L’ancien chef de l’État malgache Andry Rajoelina fait de nouveau la une de l’actualité politique de son pays. Le gouvernement a officiellement acté la perte de sa nationalité malgache, un tournant juridique et symbolique majeur pour celui qui dirigea Madagascar à deux reprises. Ce vendredi 24 octobre 2025, un décret signé par le Premier ministre Herintsalama Rajaonarivelo a confirmé que Rajoelina avait acquis volontairement la nationalité française en 2014, ce qui entraîne, selon le Code de nationalité, la perte automatique de la nationalité malgache.
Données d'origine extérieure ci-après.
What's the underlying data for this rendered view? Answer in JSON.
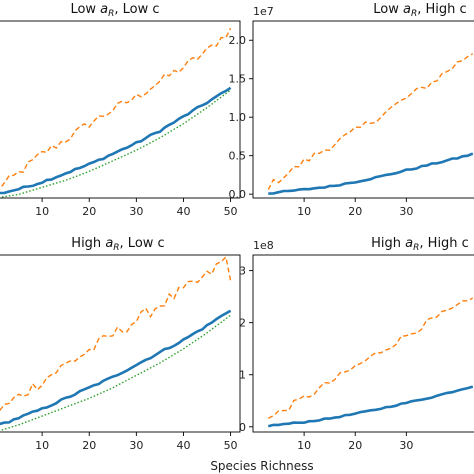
{
  "figure": {
    "xlabel": "Species Richness"
  },
  "chart_data": [
    {
      "type": "line",
      "title": "Low a_R, Low c",
      "title_parts": [
        "Low ",
        "a",
        "R",
        ", Low c"
      ],
      "xlim": [
        0,
        52
      ],
      "ylim": [
        0,
        1
      ],
      "x_ticks": [
        10,
        20,
        30,
        40,
        50
      ],
      "y_ticks": [],
      "y_tick_labels": [],
      "exponent_label": "",
      "series": [
        {
          "style": "dashed",
          "color": "#ff7f0e",
          "x": [
            0,
            5,
            10,
            15,
            20,
            25,
            30,
            35,
            40,
            45,
            50
          ],
          "y": [
            0.04,
            0.14,
            0.25,
            0.33,
            0.42,
            0.5,
            0.57,
            0.66,
            0.74,
            0.83,
            0.95
          ],
          "noise": 0.025
        },
        {
          "style": "solid",
          "color": "#1f77b4",
          "x": [
            0,
            5,
            10,
            15,
            20,
            25,
            30,
            35,
            40,
            45,
            50
          ],
          "y": [
            0.02,
            0.05,
            0.09,
            0.14,
            0.19,
            0.25,
            0.31,
            0.38,
            0.46,
            0.54,
            0.62
          ],
          "noise": 0.006
        },
        {
          "style": "dotted",
          "color": "#2ca02c",
          "x": [
            0,
            5,
            10,
            15,
            20,
            25,
            30,
            35,
            40,
            45,
            50
          ],
          "y": [
            0.0,
            0.02,
            0.06,
            0.1,
            0.15,
            0.21,
            0.27,
            0.34,
            0.42,
            0.51,
            0.61
          ],
          "noise": 0
        }
      ]
    },
    {
      "type": "line",
      "title": "Low a_R, High c",
      "title_parts": [
        "Low ",
        "a",
        "R",
        ", High c"
      ],
      "xlim": [
        0,
        45
      ],
      "ylim": [
        -0.05,
        2.25
      ],
      "x_ticks": [
        10,
        20,
        30
      ],
      "y_ticks": [
        0.0,
        0.5,
        1.0,
        1.5,
        2.0
      ],
      "y_tick_labels": [
        "0.0",
        "0.5",
        "1.0",
        "1.5",
        "2.0"
      ],
      "exponent_label": "1e7",
      "series": [
        {
          "style": "dashed",
          "color": "#ff7f0e",
          "x": [
            3,
            10,
            15,
            20,
            25,
            30,
            35,
            40,
            43
          ],
          "y": [
            0.1,
            0.42,
            0.62,
            0.82,
            1.02,
            1.25,
            1.45,
            1.7,
            1.85
          ],
          "noise": 0.05
        },
        {
          "style": "solid",
          "color": "#1f77b4",
          "x": [
            3,
            10,
            15,
            20,
            25,
            30,
            35,
            40,
            43
          ],
          "y": [
            0.01,
            0.06,
            0.1,
            0.16,
            0.23,
            0.31,
            0.39,
            0.47,
            0.52
          ],
          "noise": 0.01
        }
      ]
    },
    {
      "type": "line",
      "title": "High a_R, Low c",
      "title_parts": [
        "High ",
        "a",
        "R",
        ", Low c"
      ],
      "xlim": [
        0,
        52
      ],
      "ylim": [
        0,
        1
      ],
      "x_ticks": [
        10,
        20,
        30,
        40,
        50
      ],
      "y_ticks": [],
      "y_tick_labels": [],
      "exponent_label": "",
      "series": [
        {
          "style": "dashed",
          "color": "#ff7f0e",
          "x": [
            0,
            5,
            10,
            15,
            20,
            25,
            30,
            35,
            40,
            45,
            49,
            50
          ],
          "y": [
            0.1,
            0.2,
            0.29,
            0.38,
            0.46,
            0.55,
            0.63,
            0.72,
            0.8,
            0.88,
            0.98,
            0.85
          ],
          "noise": 0.035
        },
        {
          "style": "solid",
          "color": "#1f77b4",
          "x": [
            0,
            5,
            10,
            15,
            20,
            25,
            30,
            35,
            40,
            45,
            50
          ],
          "y": [
            0.03,
            0.08,
            0.13,
            0.19,
            0.25,
            0.31,
            0.38,
            0.45,
            0.52,
            0.6,
            0.69
          ],
          "noise": 0.006
        },
        {
          "style": "dotted",
          "color": "#2ca02c",
          "x": [
            0,
            5,
            10,
            15,
            20,
            25,
            30,
            35,
            40,
            45,
            50
          ],
          "y": [
            0.0,
            0.04,
            0.09,
            0.14,
            0.19,
            0.25,
            0.32,
            0.39,
            0.47,
            0.56,
            0.66
          ],
          "noise": 0
        }
      ]
    },
    {
      "type": "line",
      "title": "High a_R, High c",
      "title_parts": [
        "High ",
        "a",
        "R",
        ", High c"
      ],
      "xlim": [
        0,
        45
      ],
      "ylim": [
        -0.1,
        3.3
      ],
      "x_ticks": [
        10,
        20,
        30
      ],
      "y_ticks": [
        0,
        1,
        2,
        3
      ],
      "y_tick_labels": [
        "0",
        "1",
        "2",
        "3"
      ],
      "exponent_label": "1e8",
      "series": [
        {
          "style": "dashed",
          "color": "#ff7f0e",
          "x": [
            3,
            10,
            15,
            20,
            25,
            30,
            35,
            40,
            43
          ],
          "y": [
            0.15,
            0.55,
            0.85,
            1.15,
            1.45,
            1.75,
            2.05,
            2.3,
            2.45
          ],
          "noise": 0.07
        },
        {
          "style": "solid",
          "color": "#1f77b4",
          "x": [
            3,
            10,
            15,
            20,
            25,
            30,
            35,
            40,
            43
          ],
          "y": [
            0.02,
            0.09,
            0.16,
            0.25,
            0.35,
            0.46,
            0.57,
            0.7,
            0.78
          ],
          "noise": 0.012
        }
      ]
    }
  ]
}
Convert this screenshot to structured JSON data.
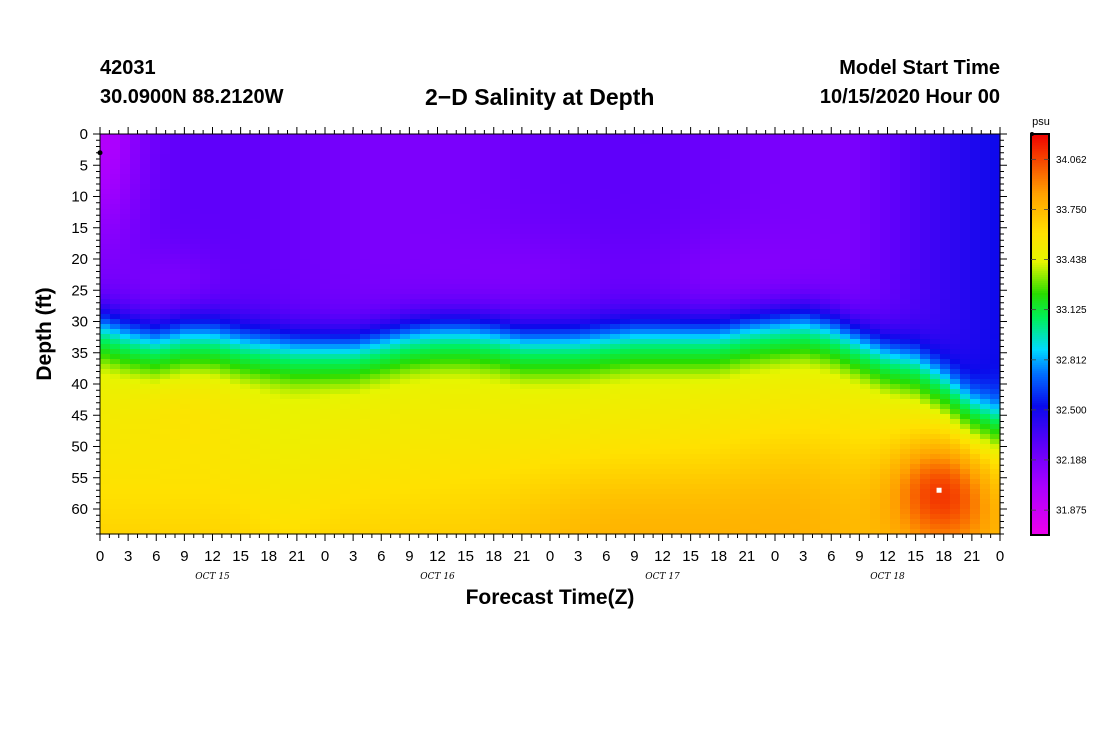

Une décision aux conséquences politiques lourdes, notamment sur son éligibilité et son avenir judiciaire.
Une décision fondée sur le Code de nationalité
Le décret, publié au Journal officiel de Madagascar, s’appuie sur l’article 42 du Code de nationalité de 1960 : « Perd la nationalité malgache le Malgache majeur qui acquiert volontairement une nationalité étrangère». Pour le gouvernement, la situation est claire : Andry Rajoelina a choisi d’obtenir la nationalité française et perd donc de plein droit celle de son pays d’origine. Cependant, des voix s’élèvent pour rappeler que le texte prévoit des voies de recours. Me Toki Ramilison, avocat spécialisé en droit international, souligne que « son avocat peut saisir le tribunal administratif pour contester le décret », mais admet que « la défense risque d’être difficile à soutenir ». En effet, le recours supposerait de reconnaître la légitimité du Premier ministre à avoir pris cette décision, ce qui place l’ancien président dans une position juridiquement délicate.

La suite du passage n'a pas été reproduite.